Any game you play on the HTC Vive will work with the Oculus Rift. But the Rift has some games that are supposed to only run on Facebook’s VR headset. Or, should I say, had.
LibreVR, currently in alpha, is “a proof-of-concept compatibility layer between the Oculus SDK and OpenVR”. It basically means that, in theory, any game made specifically for the Oculus Rift using either Unity or Unreal Engine 4 can now also work on the Vive.
It currently supports Lucky’s Tale and Oculus Dreamdeck, and while performance isn’t perfect — this is an alpha, and users are reporting the odd issue — they work.
If you own a Vive and want to try it out, the files are here. And I wouldn’t worry about Oculus’ response; Palmer Luckey said in December that “If customers buy a game from us, I don’t care if they mod it to run on whatever they want.”
Oh, and while we’re at it, here’s another workaround that will let you play Lucky’s Tale without a VR headset at all (it’s a platformer, so it works too).
Comments
9 responses to “Two Oculus-Exclusive Titles Can Now Run On The Vive”
So all the Vive games will be playable on the Rift natively? But not vice versa? Is there one VR headset that CAN play all VR games without mods? Or is it going to be a situation where you get the one with the most compatibility and then get mods that make other games work on it?
Atm there is allot of exclusive stuff coming, many more headsets coming to market said they have exclusive stuff. So I think VR has started off pretty badly, won’t be buying into it any time soon thats for sure!
Not natively, no. OpenVR (the SDK that the Vive uses) acts as a wrapper around the Oculus SDK to provide support for the Rift, though this means that it doesn’t implement some of its features like asynchronous timewarp (a very significant feature for mitigating frame drops) and introduces a frame of latency iirc. Oculus wants to support the Vive natively in their own SDK, but someone (be it Valve or HTC, who knows) won’t provide whatever hardware info they need to implement it, so for now they only support the Rift.
Also most of the Vive games currently use the tracked controllers, so at least until Oculus releases their Touch controllers you won’t be able to replicate them with anything if playing on a RIft anyway.
If I understand correctly, what you’re saying is that you can play Vive games on the Rift, but with some features stripped back? And if I’ve misunderstood and that’s wrong, how come the first line of this article is “Any game you play on the HTC Vive will work with the Oculus Rift.”?

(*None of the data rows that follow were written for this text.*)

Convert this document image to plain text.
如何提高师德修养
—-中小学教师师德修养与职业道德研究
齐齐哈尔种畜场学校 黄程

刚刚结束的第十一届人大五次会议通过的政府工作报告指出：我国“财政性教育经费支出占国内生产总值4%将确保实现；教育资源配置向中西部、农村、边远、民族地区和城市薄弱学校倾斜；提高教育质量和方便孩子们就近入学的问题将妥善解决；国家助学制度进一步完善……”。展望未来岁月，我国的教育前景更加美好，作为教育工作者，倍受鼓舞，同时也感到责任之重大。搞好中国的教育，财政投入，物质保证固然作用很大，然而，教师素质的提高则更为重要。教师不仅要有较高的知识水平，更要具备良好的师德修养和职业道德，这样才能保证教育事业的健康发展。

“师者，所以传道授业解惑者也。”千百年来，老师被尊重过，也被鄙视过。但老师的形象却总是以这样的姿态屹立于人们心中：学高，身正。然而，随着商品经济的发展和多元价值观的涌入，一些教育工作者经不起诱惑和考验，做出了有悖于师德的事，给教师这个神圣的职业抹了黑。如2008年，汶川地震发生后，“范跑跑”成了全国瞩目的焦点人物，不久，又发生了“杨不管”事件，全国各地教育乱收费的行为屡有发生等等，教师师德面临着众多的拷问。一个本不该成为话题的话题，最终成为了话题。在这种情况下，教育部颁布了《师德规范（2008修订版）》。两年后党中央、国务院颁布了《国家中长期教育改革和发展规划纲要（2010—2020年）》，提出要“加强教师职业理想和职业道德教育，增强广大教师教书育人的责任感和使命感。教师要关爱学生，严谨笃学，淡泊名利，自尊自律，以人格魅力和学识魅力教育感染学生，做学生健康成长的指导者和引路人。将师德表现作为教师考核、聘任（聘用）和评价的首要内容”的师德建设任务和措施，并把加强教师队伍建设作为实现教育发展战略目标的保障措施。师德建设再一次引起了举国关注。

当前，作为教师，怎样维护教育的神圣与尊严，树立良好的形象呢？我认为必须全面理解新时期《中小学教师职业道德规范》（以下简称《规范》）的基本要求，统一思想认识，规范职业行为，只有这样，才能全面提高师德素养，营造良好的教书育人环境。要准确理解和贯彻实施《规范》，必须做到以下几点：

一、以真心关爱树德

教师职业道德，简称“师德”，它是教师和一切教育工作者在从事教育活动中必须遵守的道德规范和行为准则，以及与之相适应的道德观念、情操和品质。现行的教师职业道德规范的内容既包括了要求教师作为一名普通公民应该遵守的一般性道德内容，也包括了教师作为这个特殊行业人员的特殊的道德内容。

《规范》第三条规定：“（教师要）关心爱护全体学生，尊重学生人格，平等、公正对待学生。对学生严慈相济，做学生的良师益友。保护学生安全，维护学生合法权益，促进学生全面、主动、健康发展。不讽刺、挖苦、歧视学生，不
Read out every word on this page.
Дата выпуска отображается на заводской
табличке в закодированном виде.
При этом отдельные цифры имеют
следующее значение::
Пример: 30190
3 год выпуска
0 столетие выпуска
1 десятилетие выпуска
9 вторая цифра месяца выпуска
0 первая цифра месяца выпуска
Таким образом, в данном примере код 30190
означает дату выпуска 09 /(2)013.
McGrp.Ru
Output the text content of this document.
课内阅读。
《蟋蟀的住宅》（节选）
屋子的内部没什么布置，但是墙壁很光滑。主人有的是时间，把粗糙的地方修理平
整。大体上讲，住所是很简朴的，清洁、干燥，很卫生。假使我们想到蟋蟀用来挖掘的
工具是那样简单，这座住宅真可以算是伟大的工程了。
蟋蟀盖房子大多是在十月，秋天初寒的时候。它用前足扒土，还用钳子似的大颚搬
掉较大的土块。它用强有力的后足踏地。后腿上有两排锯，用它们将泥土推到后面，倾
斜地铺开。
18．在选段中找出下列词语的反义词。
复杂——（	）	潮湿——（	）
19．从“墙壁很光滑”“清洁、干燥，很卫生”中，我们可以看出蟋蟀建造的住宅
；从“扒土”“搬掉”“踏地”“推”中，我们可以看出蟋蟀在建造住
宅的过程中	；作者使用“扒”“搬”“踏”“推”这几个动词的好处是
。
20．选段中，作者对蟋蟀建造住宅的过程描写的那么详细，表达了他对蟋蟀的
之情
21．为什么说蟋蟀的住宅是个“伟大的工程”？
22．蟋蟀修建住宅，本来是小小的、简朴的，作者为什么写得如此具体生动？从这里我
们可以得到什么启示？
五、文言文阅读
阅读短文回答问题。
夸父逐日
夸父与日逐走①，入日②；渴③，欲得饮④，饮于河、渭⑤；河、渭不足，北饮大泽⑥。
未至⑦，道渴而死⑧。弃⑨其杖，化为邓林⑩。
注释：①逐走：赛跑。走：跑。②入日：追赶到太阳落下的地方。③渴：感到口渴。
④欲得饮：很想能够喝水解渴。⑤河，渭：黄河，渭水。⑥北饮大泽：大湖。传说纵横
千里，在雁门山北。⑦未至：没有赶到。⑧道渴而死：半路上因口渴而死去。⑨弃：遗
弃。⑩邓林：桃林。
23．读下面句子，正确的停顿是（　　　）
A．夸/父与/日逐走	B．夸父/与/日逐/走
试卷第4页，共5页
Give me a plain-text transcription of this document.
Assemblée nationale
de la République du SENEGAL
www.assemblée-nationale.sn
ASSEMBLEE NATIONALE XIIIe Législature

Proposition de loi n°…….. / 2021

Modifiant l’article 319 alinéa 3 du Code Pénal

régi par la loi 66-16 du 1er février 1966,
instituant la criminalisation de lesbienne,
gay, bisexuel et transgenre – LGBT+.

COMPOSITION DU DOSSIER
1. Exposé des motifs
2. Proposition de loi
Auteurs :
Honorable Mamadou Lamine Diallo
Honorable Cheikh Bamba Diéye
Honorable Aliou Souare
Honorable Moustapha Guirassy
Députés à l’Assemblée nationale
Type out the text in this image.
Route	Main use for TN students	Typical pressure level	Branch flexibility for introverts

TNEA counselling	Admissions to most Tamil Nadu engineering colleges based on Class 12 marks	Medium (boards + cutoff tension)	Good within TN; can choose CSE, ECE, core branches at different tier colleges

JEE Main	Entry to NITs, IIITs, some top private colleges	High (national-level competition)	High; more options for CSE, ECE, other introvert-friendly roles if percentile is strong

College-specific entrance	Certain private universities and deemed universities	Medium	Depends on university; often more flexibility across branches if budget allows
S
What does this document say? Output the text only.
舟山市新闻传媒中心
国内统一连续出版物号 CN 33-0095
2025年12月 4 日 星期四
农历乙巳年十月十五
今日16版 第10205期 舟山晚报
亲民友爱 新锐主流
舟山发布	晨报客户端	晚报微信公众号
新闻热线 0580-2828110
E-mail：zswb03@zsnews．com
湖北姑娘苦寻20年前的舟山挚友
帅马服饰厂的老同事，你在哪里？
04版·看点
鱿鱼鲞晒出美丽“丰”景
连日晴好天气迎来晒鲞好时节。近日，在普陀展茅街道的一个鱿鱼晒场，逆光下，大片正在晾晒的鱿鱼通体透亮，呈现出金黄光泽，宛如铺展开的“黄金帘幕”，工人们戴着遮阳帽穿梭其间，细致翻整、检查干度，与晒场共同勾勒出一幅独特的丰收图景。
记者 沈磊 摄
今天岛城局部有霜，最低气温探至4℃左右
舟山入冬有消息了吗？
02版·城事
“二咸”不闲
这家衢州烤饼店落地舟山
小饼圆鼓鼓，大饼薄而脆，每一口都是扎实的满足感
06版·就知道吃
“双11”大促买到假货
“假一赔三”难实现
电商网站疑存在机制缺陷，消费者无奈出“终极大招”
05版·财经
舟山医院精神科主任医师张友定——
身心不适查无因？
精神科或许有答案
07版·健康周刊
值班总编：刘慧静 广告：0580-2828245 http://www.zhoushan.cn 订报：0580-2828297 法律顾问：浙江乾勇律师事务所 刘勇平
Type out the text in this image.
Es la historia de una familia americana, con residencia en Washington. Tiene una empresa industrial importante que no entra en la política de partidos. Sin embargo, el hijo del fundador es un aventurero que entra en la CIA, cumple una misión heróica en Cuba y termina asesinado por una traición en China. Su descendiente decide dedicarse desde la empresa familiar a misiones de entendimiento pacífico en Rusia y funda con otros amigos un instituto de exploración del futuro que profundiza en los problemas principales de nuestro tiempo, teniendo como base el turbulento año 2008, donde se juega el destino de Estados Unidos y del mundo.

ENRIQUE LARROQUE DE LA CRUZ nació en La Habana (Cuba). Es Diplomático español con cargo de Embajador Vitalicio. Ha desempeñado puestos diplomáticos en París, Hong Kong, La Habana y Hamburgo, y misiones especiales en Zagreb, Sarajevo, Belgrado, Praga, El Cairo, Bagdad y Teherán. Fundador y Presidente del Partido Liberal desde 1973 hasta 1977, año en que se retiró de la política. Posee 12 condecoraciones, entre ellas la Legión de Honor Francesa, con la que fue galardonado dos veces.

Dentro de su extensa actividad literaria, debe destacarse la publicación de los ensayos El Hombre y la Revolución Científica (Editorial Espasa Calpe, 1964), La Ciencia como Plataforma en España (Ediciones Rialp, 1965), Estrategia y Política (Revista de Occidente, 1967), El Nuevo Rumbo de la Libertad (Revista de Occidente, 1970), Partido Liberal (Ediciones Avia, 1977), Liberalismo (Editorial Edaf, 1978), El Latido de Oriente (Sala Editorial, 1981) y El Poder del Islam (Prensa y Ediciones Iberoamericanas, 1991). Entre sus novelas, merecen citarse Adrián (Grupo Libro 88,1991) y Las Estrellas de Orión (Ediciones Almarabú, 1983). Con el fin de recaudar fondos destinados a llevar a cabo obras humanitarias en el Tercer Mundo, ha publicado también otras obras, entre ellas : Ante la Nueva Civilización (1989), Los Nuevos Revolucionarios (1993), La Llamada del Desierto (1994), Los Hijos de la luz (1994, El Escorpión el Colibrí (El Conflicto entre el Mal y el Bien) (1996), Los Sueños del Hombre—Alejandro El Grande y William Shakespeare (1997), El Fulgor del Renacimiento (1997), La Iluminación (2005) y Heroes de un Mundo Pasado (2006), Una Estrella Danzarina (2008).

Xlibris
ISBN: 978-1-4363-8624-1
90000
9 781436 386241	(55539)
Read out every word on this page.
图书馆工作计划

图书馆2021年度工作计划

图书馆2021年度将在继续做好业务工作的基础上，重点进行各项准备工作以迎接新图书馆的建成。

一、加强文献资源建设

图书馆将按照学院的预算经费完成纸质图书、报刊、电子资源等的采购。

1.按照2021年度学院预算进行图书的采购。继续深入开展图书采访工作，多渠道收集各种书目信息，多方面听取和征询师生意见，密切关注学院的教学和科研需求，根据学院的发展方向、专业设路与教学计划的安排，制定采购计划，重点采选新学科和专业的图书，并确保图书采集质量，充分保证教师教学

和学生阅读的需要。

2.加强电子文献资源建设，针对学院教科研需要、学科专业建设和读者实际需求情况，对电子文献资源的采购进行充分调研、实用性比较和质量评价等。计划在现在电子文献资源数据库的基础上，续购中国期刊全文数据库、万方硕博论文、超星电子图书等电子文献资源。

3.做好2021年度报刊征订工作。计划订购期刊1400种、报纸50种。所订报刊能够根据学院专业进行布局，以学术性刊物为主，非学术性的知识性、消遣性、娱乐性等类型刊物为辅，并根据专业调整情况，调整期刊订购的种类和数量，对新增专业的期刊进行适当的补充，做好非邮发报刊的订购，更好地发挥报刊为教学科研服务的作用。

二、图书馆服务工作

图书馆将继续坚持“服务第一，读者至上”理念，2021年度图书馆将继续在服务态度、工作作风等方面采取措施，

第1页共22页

That’s the gist of it, yeah.
Cool, thanks for explaining
Only VR Game i care for so far is Bullet Train, but refuse to get anything but a HTC Vive atm, soooo theres all that
I’m happily using my DK2 to play a bunch of stuff. With the cost of the retail gear, and the delays in actually getting a headset I’m pretty chuffed that I have something I can use. In fact it’s Valve’s decision to use custom controllers that’s the biggest headache, the Oculus games can use my Xbox controller, but I’m locked out of the Vive games because I cant control them.
I’d like to see a 3rd party controller step in and fill this gap, but we’ll need to see some standards emerge first I guess.
In the meantime, if you can pickup a DK2 secondhand, it may be worth it.
Sixense are supposed to be shipping out their STEM system later this month, as far as I know they’ve been working to have it emulate the two headsets’ tracked controllers. It doesn’t have as large a range but it is extendible with extra base stations, and doesn’t suffer from any occlusion issues. It is pretty expensive though.
Just took another look at this and saw that they haven’t updated their Press page since Jan 2014, and their latest news is Nov 2014 .. if that’s the attention their website is getting I’d be pretty wary of expecting anything!